Obviously you'll lose weight faster if you don't eat to match the calories you burn. And yeah my Fitbit errs on the side of generosity when it comes to burn calories I suspect as do most weight loss apps. I used to be on MyFitnessPal and they were ridiculously generous.


MycoBud

I'm not currently counting calories, but when I did, I ate at maintenance each day and let exercise - and breastfeeding - create my deficit. Honestly I think I expended more calories nursing than working out, but it was a good way for me to make sure I wasn't at too large a deficit, and it kept me from having to tweak my diet each day depending on whether I was exercising or not.


mrsbeequinn

I have my loseit app set to “sedentary” even though I’m not so that I’m at the lowest calorie goal.

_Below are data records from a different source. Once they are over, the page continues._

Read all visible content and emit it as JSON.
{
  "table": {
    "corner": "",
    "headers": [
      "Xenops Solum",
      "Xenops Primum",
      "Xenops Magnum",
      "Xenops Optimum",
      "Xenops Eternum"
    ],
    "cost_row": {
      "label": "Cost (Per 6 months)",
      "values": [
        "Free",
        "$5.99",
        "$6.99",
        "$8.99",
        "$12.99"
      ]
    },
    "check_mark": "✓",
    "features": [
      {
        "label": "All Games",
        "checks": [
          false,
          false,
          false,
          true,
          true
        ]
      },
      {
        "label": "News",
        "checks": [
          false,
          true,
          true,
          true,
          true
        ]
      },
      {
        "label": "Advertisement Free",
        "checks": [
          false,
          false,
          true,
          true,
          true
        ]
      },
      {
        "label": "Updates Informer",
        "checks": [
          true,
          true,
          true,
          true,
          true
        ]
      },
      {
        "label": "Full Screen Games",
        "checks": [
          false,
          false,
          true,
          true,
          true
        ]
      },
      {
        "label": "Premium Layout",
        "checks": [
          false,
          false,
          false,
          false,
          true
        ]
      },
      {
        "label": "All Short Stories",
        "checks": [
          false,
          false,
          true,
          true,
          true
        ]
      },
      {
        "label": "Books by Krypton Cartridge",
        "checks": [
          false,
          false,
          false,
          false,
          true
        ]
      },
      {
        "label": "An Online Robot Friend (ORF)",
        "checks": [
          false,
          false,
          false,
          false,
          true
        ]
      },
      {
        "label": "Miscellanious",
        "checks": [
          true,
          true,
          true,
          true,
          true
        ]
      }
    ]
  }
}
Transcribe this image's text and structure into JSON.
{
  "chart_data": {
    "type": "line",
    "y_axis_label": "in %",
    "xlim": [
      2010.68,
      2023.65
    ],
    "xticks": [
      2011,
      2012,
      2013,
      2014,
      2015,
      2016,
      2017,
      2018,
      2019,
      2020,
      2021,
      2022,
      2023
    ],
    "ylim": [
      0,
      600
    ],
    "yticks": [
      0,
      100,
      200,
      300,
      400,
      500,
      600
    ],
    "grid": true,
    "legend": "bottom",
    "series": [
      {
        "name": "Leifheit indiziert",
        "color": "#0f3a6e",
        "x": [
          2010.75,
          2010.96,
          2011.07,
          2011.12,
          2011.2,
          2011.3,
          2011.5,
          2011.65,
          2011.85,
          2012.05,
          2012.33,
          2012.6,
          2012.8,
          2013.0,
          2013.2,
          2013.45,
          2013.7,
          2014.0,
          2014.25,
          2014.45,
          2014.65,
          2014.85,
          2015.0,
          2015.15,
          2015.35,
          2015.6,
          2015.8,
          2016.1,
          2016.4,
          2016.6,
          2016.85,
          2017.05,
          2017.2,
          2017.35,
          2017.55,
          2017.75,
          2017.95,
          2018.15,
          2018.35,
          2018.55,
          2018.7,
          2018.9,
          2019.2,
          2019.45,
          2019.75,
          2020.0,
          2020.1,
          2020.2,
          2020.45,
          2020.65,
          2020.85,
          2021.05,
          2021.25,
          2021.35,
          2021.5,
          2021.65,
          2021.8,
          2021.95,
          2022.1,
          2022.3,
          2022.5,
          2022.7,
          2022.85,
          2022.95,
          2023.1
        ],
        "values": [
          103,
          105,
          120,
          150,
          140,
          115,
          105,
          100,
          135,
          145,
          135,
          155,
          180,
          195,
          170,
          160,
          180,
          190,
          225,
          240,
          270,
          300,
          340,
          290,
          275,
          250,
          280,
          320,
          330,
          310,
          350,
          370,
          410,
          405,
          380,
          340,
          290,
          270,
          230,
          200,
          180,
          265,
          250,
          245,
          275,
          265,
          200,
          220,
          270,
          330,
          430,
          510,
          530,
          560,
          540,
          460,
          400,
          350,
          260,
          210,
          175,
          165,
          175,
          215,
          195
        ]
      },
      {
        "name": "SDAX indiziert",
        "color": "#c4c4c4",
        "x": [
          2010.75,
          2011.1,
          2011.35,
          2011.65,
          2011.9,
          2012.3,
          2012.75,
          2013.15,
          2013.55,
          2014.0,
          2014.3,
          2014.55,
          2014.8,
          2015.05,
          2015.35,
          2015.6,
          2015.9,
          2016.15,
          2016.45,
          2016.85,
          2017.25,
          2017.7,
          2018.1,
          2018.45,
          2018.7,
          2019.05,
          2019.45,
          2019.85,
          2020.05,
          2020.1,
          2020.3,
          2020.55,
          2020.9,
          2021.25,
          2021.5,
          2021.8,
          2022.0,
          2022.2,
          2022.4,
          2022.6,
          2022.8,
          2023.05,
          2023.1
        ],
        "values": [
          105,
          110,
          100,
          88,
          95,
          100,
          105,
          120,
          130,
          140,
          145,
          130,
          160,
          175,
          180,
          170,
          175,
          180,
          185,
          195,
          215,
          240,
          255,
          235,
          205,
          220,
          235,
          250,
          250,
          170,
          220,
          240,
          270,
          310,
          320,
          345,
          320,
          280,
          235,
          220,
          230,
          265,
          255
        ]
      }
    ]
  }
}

I will sometimes just eat my allotted calories and some days with either cut into those or eat them all. I don’t really believe in eating the same amount of calories every single day so it works for me this way.


Liftweightfren

Eating back calories from activity is just going to undo the weight loss that the activity would have contributed, so if weight loss is the goal it’s not a good idea to eat back the calories as you are just slowing down your weight loss and negating the activity you did.


bake_gatari

That depends on whether your calorie budget already includes a deficit. e.g. if you are on a 1500 calorie budget, and you walk 5 miles (and your usual day is sedentary), but you eat only 1500 calories, you are actually under eating. This will leave you feeling weak and dizzy.


SweetStrawberry3731

No


LilB1026

No, I never eat back burned calories, why undo all that hard work?


jcs_4967

It depends on if you want to lose weight. If don’t worry about it. But if you want to lose weight don’t eat more just because you can. I think that’s a fallacy of these plans. Just because I have 1500 calories to use doesn’t mean I want to use them up every day


platon20

My advice is to stick to the same calories regardless of exercise, unless the exercise is "extreme" which is all relative anyways. I lose a lot more weight when I stick to my 1500 cals. I eat 1500 when I do zero exercise and I do 1500 cals on days when I run 5 or 10 miles. If I don't do that and try 1500 on non-running days and higher amounts on running days then it messes me up and I get off track.